7. The recording apparatus according to claim 6, wherein the guide pin and the guide hole engage each other when the recording portion and the support portion are positioned at the first position, and the guide pin and the guide hole do not engage each other when the recording portion and the support portion are positioned at the second position.

8. The recording apparatus according to claim 7, wherein the first position is a recording position at which an image is recorded on the recording medium by the recording portion.

9. The recording apparatus according to claim 7, further comprising: an opposable portion configured to be opposed to the recording portion; and a capping mechanism comprising an enclosure member disposed around the recording portion so as to enclose a recording surface of the recording portion that is to be opposed to the opposable portion, the capping mechanism being configured to seal the recording surface by abutting contact of the enclosure member with the opposable portion,

wherein the first position is a capping position at which the recording surface is sealed.

10. The recording apparatus according to claim 6, wherein the moving mechanism is configured to move the at least one of the recording portion and the support portion such that the recording portion and the support portion are positioned further at a third position between the first position and the second position.

11. The recording apparatus according to claim 1, wherein the movable member has an L-shaped cross sectional shape as viewed from the extension direction in which the shaft extends.

12. The recording apparatus according to claim 11, wherein the movable member has a first portion extending along the orthogonal direction and a second portion extending along the prescribed direction.

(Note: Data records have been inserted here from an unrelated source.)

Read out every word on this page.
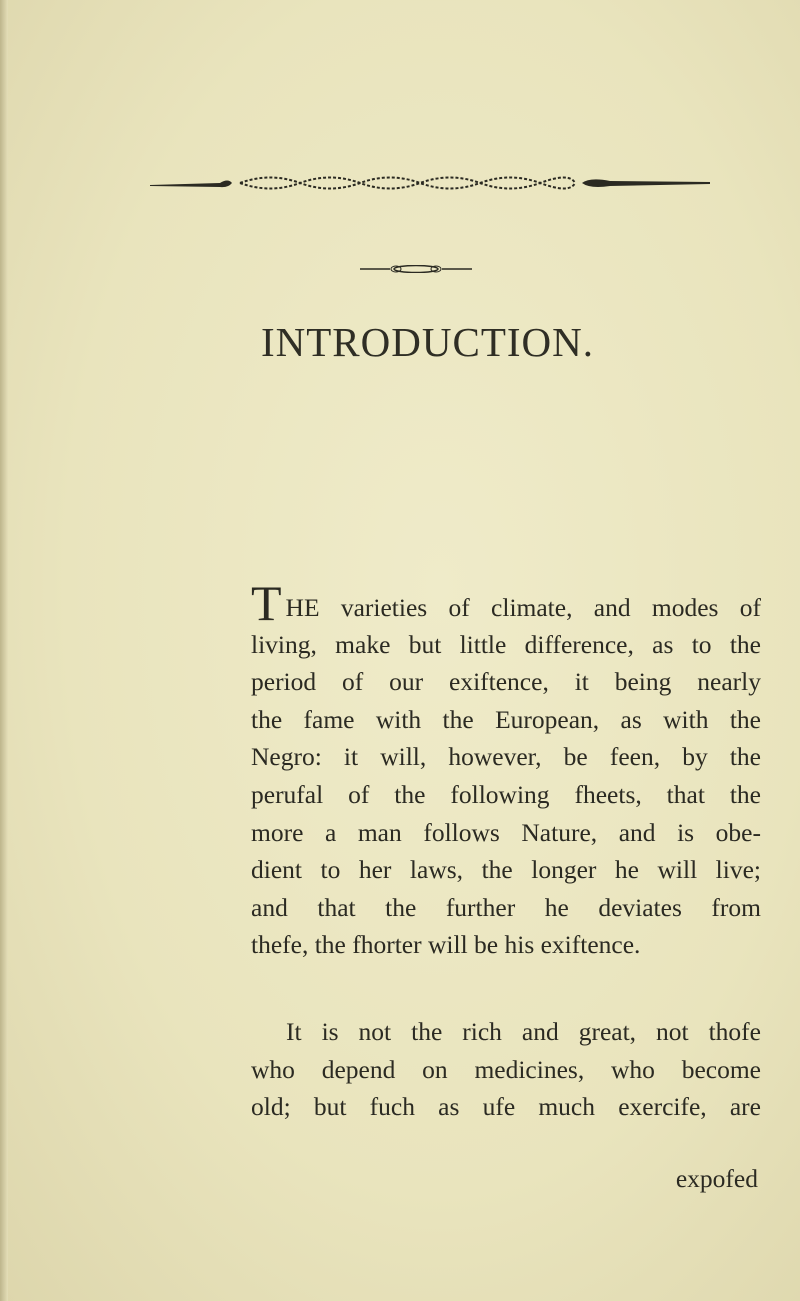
INTRODUCTION.
THE varieties of climate, and modes of
living, make but little difference, as to the
period of our exiftence, it being nearly
the fame with the European, as with the
Negro: it will, however, be feen, by the
perufal of the following fheets, that the
more a man follows Nature, and is obe-
dient to her laws, the longer he will live;
and that the further he deviates from
thefe, the fhorter will be his exiftence.
It is not the rich and great, not thofe
who depend on medicines, who become
old; but fuch as ufe much exercife, are
expofed
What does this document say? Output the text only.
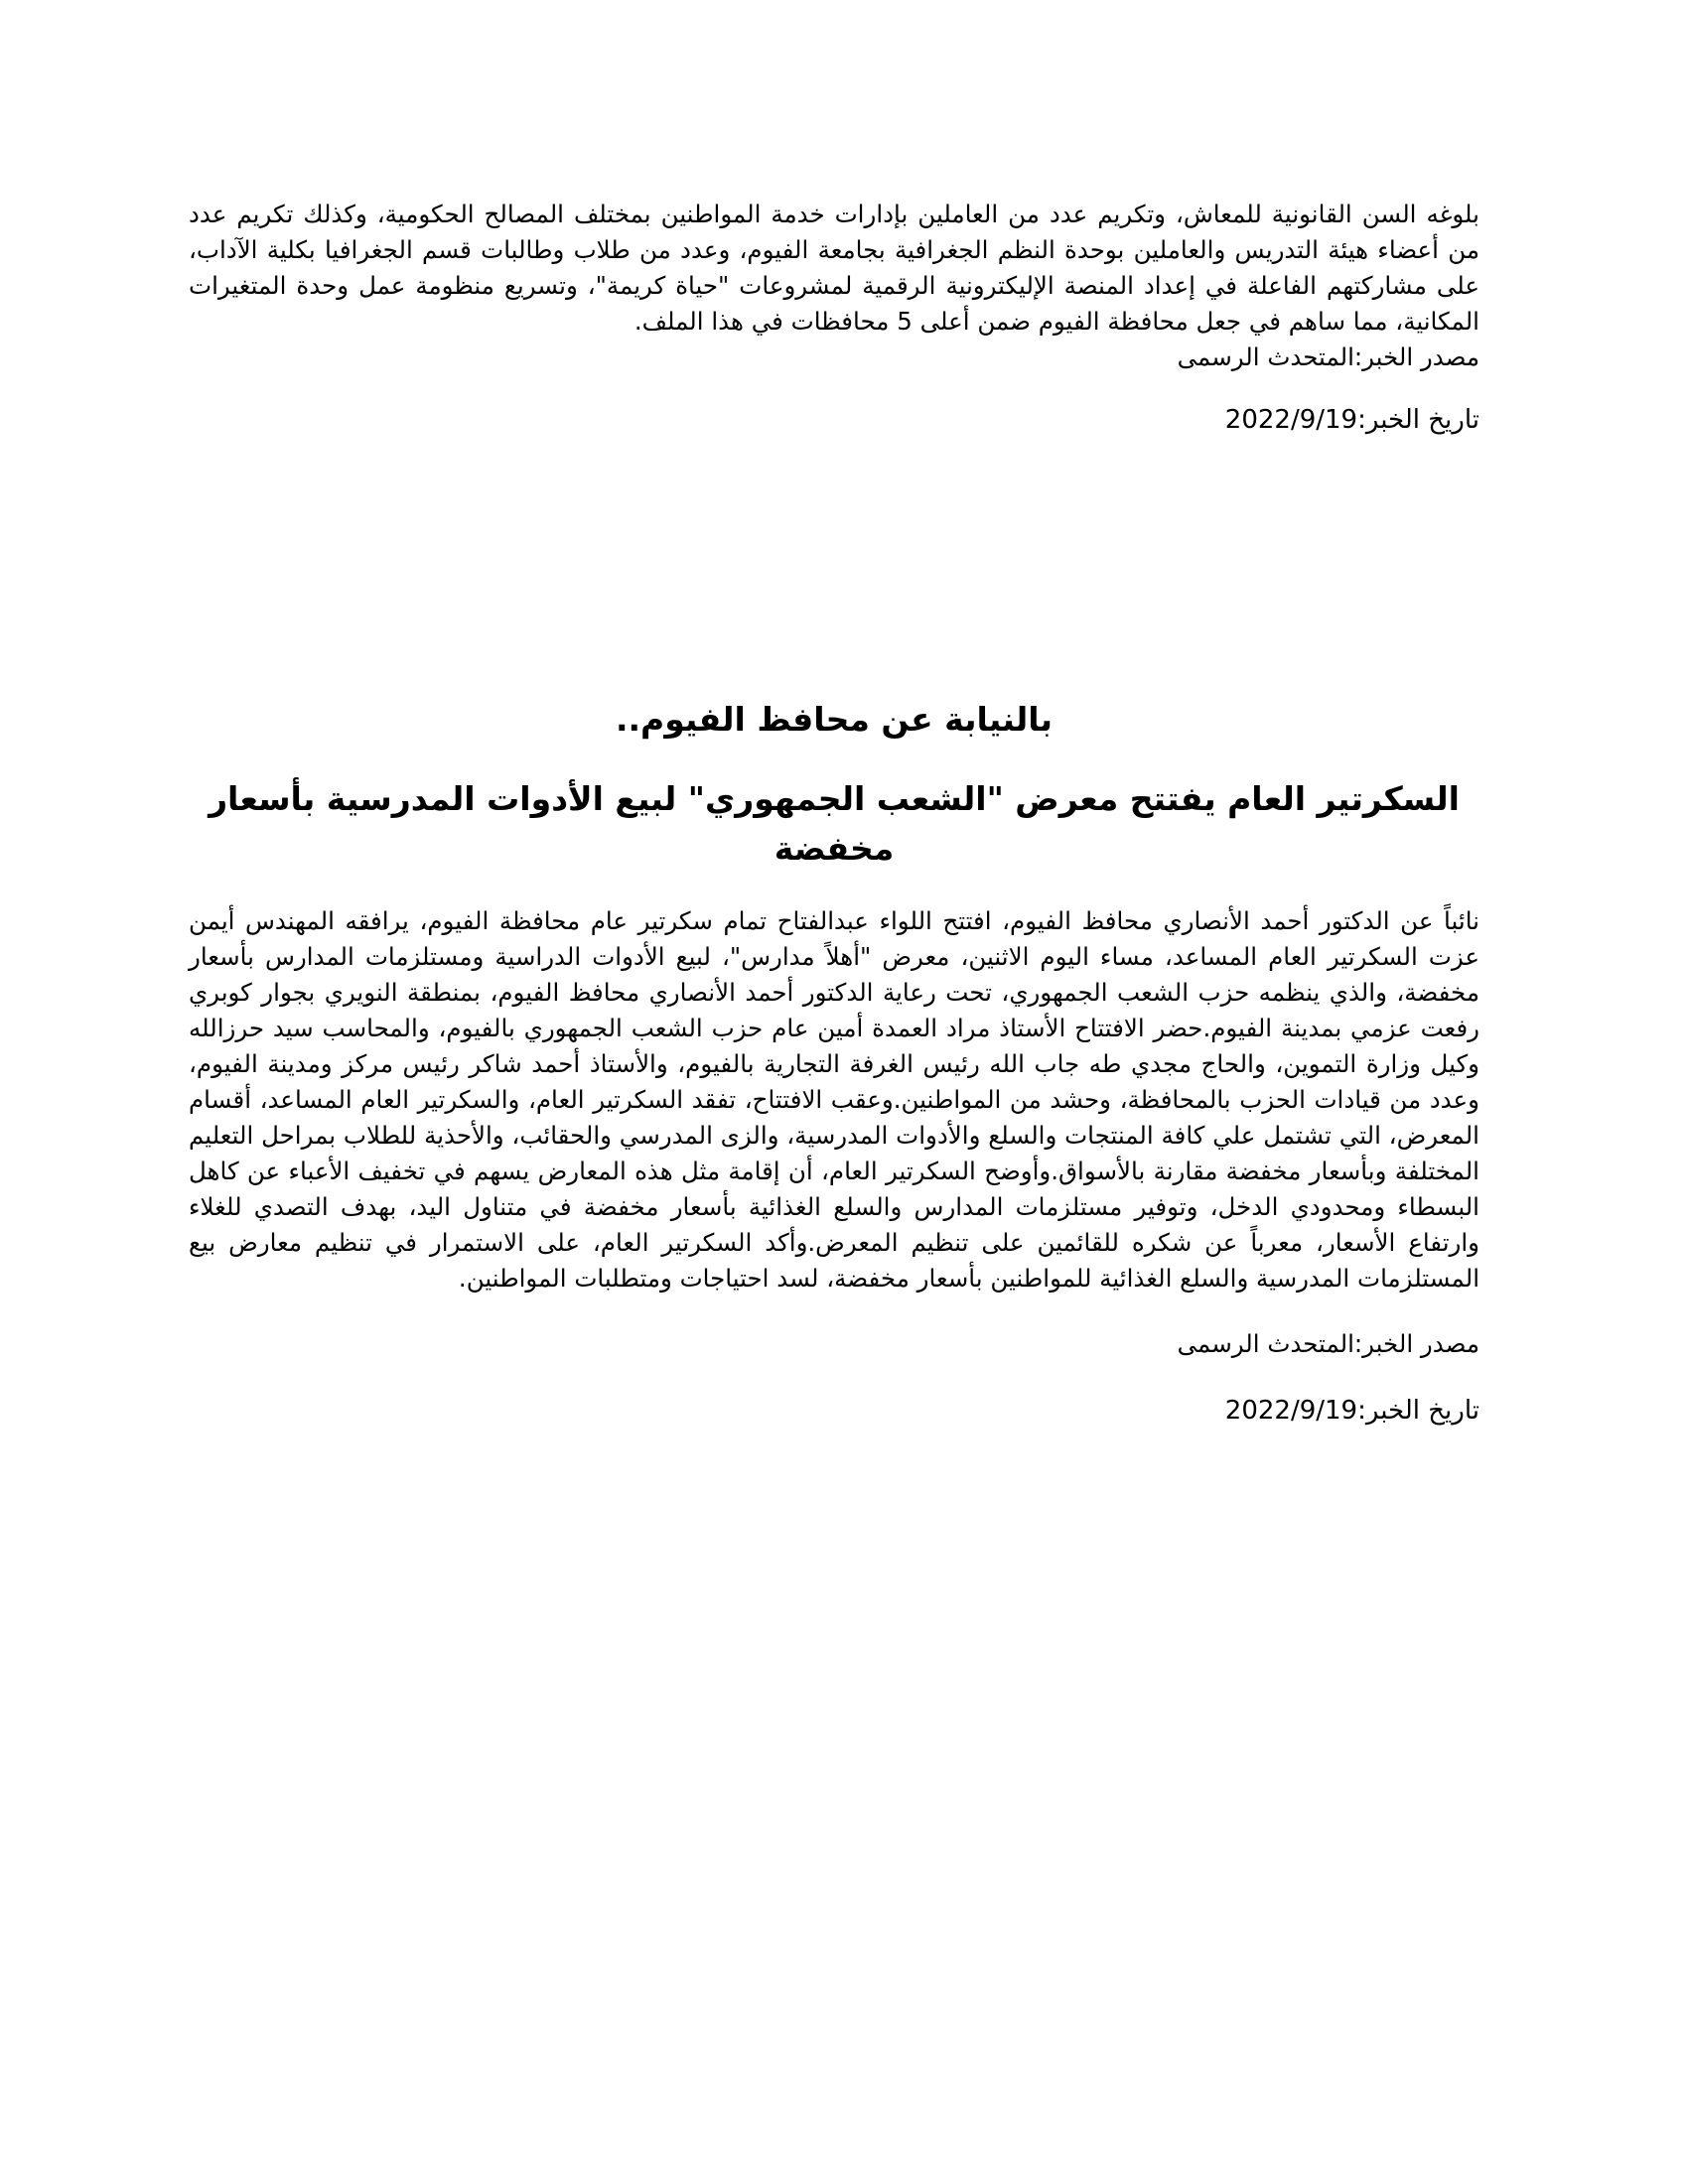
بلوغه السن القانونية للمعاش، وتكريم عدد من العاملين بإدارات خدمة المواطنين بمختلف المصالح الحكومية، وكذلك تكريم عدد من أعضاء هيئة التدريس والعاملين بوحدة النظم الجغرافية بجامعة الفيوم، وعدد من طلاب وطالبات قسم الجغرافيا بكلية الآداب، على مشاركتهم الفاعلة في إعداد المنصة الإليكترونية الرقمية لمشروعات "حياة كريمة"، وتسريع منظومة عمل وحدة المتغيرات المكانية، مما ساهم في جعل محافظة الفيوم ضمن أعلى 5 محافظات في هذا الملف.

مصدر الخبر:المتحدث الرسمى

تاريخ الخبر:2022/9/19

بالنيابة عن محافظ الفيوم..
السكرتير العام يفتتح معرض "الشعب الجمهوري" لبيع الأدوات المدرسية بأسعار مخفضة

نائباً عن الدكتور أحمد الأنصاري محافظ الفيوم، افتتح اللواء عبدالفتاح تمام سكرتير عام محافظة الفيوم، يرافقه المهندس أيمن عزت السكرتير العام المساعد، مساء اليوم الاثنين، معرض "أهلاً مدارس"، لبيع الأدوات الدراسية ومستلزمات المدارس بأسعار مخفضة، والذي ينظمه حزب الشعب الجمهوري، تحت رعاية الدكتور أحمد الأنصاري محافظ الفيوم، بمنطقة النويري بجوار كوبري رفعت عزمي بمدينة الفيوم.حضر الافتتاح الأستاذ مراد العمدة أمين عام حزب الشعب الجمهوري بالفيوم، والمحاسب سيد حرزالله وكيل وزارة التموين، والحاج مجدي طه جاب الله رئيس الغرفة التجارية بالفيوم، والأستاذ أحمد شاكر رئيس مركز ومدينة الفيوم، وعدد من قيادات الحزب بالمحافظة، وحشد من المواطنين.وعقب الافتتاح، تفقد السكرتير العام، والسكرتير العام المساعد، أقسام المعرض، التي تشتمل علي كافة المنتجات والسلع والأدوات المدرسية، والزى المدرسي والحقائب، والأحذية للطلاب بمراحل التعليم المختلفة وبأسعار مخفضة مقارنة بالأسواق.وأوضح السكرتير العام، أن إقامة مثل هذه المعارض يسهم في تخفيف الأعباء عن كاهل البسطاء ومحدودي الدخل، وتوفير مستلزمات المدارس والسلع الغذائية بأسعار مخفضة في متناول اليد، بهدف التصدي للغلاء وارتفاع الأسعار، معرباً عن شكره للقائمين على تنظيم المعرض.وأكد السكرتير العام، على الاستمرار في تنظيم معارض بيع المستلزمات المدرسية والسلع الغذائية للمواطنين بأسعار مخفضة، لسد احتياجات ومتطلبات المواطنين.

مصدر الخبر:المتحدث الرسمى

تاريخ الخبر:2022/9/19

13. The recording apparatus according to claim 1,

wherein the guide pin is a cylindrical member, and

wherein the guide hole has, at one end thereof, an inner wall surface extending along the extending direction in which the shaft extends and has, at another end thereof, a semi-circular inner wall surface.

14. The recording apparatus according to claim 3, wherein the guide hole belonging to the other of the two pairs is long in the orthogonal direction.